Les difficultés posées aux managers par les disruptions en cours sont donc nombreuses. Bien souvent, les réponses sont apportées en termes organisationnels (trouver des organisations agiles) ou comportementaux (adopter des pratiques collaboratives). Mais elles se révèlent insuffisantes et le financement de l’innovation pose problème. La performance de leur financement par la dette s’épuise. Il devient nécessaire de faire appel à des stratégies complexes de recours aux capitaux propres. Le développement de l’innovation passe désormais par la création de montages financiers et juridiques « qui ouvre une nouvelle ère d’exploration et d’expérimentation entrepreneuriale indispensable pour se renouveler » (M. Wessel, Directeur Général de SAP. iO, Pourquoi prévenir les disruptions aujourd’hui est plus difficile que lorsque Clayton Christensen inventa le terme, Harvard Business Review, juin 2018).
L’entrepreneur est donc aussi un explorateur. Il explore et il expérimente. Il s’agit d’une expérimentation bien particulière qui fait muter la découverte du statut d’invention à celui d’innovation.
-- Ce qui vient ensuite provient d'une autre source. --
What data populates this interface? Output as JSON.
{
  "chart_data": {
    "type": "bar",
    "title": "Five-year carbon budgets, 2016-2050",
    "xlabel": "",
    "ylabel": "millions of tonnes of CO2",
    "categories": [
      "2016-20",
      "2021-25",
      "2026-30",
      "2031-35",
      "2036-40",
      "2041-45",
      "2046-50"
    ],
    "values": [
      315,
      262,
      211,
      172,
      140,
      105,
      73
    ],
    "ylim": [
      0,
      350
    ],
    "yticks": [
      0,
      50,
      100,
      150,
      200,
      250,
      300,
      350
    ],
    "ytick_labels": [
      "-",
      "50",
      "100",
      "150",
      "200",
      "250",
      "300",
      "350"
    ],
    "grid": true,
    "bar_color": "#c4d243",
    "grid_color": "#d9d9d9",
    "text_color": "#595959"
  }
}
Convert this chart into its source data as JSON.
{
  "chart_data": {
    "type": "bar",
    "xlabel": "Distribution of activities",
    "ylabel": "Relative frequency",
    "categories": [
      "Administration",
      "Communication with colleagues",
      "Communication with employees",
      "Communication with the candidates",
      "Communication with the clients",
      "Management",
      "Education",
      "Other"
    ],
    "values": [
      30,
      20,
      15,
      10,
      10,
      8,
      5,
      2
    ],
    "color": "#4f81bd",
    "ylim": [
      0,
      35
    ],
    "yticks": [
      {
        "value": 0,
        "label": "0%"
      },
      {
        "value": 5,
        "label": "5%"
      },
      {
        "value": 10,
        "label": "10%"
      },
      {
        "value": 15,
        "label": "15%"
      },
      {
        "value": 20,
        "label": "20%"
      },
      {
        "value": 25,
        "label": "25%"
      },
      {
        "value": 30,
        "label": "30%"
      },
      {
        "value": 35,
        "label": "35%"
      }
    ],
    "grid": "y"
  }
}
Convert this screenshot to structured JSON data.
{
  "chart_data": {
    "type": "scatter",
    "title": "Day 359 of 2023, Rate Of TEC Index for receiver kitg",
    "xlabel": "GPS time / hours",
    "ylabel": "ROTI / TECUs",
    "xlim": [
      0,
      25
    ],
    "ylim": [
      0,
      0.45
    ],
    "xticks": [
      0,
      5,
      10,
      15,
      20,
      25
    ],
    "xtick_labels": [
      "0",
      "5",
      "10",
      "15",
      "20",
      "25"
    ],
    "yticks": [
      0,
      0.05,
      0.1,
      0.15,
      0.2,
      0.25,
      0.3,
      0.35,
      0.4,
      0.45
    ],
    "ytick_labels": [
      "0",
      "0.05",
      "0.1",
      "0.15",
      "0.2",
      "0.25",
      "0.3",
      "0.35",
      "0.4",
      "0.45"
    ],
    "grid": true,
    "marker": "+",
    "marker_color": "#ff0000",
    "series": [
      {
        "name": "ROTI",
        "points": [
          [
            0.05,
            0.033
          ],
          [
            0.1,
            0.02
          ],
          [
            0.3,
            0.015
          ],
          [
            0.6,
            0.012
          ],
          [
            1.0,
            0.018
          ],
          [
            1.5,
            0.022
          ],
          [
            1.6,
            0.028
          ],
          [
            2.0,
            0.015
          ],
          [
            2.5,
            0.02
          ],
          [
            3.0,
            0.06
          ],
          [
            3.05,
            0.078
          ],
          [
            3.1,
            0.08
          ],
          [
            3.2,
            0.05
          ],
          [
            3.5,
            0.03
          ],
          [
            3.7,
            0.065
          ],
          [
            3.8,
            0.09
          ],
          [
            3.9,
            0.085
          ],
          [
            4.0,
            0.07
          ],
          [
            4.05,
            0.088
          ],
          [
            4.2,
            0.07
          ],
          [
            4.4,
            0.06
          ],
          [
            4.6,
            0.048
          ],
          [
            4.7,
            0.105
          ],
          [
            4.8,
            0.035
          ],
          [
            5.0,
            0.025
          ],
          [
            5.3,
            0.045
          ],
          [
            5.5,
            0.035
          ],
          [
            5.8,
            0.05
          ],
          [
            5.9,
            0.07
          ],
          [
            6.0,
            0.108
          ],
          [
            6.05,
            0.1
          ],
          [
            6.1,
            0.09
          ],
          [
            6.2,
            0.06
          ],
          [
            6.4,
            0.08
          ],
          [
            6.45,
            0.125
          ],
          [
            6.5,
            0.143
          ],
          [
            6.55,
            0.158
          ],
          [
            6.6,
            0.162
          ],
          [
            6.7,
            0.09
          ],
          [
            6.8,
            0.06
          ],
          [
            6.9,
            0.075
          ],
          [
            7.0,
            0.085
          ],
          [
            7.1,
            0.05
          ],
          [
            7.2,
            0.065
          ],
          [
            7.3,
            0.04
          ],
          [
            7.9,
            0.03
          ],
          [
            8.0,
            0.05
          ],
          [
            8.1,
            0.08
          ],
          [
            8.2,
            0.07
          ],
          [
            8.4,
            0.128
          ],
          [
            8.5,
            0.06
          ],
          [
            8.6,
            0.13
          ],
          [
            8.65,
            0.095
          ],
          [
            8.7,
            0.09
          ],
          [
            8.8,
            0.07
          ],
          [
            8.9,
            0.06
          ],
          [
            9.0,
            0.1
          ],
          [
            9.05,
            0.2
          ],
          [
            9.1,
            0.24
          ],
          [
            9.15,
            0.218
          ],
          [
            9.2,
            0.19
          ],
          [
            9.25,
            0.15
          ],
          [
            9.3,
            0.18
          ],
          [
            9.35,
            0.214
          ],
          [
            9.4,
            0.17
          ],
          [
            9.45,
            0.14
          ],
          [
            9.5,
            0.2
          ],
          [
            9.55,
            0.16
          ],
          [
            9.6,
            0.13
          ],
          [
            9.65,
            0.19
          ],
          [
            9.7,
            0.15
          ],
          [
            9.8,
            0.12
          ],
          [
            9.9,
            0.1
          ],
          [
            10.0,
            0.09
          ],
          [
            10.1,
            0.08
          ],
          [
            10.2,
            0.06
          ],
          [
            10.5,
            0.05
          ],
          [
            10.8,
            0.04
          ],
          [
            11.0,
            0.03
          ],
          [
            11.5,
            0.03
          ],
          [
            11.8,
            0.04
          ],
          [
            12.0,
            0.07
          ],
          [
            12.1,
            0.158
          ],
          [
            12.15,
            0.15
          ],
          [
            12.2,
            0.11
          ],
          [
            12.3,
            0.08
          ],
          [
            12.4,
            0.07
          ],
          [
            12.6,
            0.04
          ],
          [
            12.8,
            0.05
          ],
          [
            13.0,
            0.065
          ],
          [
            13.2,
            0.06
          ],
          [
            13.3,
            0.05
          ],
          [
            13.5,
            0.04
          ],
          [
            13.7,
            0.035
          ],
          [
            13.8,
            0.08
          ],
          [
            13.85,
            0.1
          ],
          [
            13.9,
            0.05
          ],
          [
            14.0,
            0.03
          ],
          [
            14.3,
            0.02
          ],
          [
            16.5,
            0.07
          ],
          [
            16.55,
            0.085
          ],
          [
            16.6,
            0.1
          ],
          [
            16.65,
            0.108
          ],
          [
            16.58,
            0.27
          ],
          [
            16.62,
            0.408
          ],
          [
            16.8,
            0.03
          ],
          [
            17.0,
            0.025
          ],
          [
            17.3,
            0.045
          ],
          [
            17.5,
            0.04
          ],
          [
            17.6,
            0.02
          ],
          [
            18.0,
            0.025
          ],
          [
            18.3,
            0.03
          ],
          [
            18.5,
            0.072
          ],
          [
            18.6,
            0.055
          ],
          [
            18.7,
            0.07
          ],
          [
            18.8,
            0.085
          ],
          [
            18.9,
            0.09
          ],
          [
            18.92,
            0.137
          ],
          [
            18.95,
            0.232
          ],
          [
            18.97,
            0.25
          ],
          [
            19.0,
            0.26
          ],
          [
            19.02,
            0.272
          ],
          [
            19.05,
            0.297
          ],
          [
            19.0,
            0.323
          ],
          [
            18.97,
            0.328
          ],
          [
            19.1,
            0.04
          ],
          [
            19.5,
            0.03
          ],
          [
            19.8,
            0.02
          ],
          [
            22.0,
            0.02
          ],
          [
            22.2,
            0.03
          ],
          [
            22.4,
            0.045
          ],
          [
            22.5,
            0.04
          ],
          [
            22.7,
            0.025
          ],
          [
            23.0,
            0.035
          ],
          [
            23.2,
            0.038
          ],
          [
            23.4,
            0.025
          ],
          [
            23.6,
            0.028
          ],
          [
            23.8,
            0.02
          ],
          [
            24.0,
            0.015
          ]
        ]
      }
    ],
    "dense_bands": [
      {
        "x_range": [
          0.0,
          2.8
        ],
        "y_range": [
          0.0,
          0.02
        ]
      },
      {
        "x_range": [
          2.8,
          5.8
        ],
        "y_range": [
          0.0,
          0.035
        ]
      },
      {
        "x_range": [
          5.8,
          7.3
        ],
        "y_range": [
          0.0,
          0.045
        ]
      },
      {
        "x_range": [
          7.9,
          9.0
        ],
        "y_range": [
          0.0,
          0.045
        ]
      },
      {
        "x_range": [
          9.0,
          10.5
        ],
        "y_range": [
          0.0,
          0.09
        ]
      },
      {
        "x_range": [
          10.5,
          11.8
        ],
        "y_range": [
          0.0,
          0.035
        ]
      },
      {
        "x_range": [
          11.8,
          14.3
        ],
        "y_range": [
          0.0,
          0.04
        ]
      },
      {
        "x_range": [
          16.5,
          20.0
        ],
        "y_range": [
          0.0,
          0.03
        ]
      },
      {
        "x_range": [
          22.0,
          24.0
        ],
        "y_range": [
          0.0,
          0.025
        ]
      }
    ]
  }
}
L’invention devient innovation lorsqu’au terme d’un processus d’élargissement social, adoptée par de plus en plus d’individus, elle devient la norme (Norbert Alter, L’innovation ordinaire, 2000). Le leader est tout autant un acteur social qu’économique. C’est la raison profonde de la responsabilité sociale des entreprises.
Aucun amateurisme n’est permis. Le leader s’engage dans son œuvre à ses risques et périls. Les résultats sont rarement garantis à l’avance. Inversement, le mouvement de destructions créatrices qu’il incarne laisse sur le bord de la route ceux qui n’étaient pas armés pour le suivre ou qui arrivent trop tard. C’est le fameux principe du premier rafle la mise des start-up et de l’économie du numérique, the winner takes all.
La question est alors posée : quelle éthique pour les leaders à l’heure des disruptions et de la transformation des entreprises ?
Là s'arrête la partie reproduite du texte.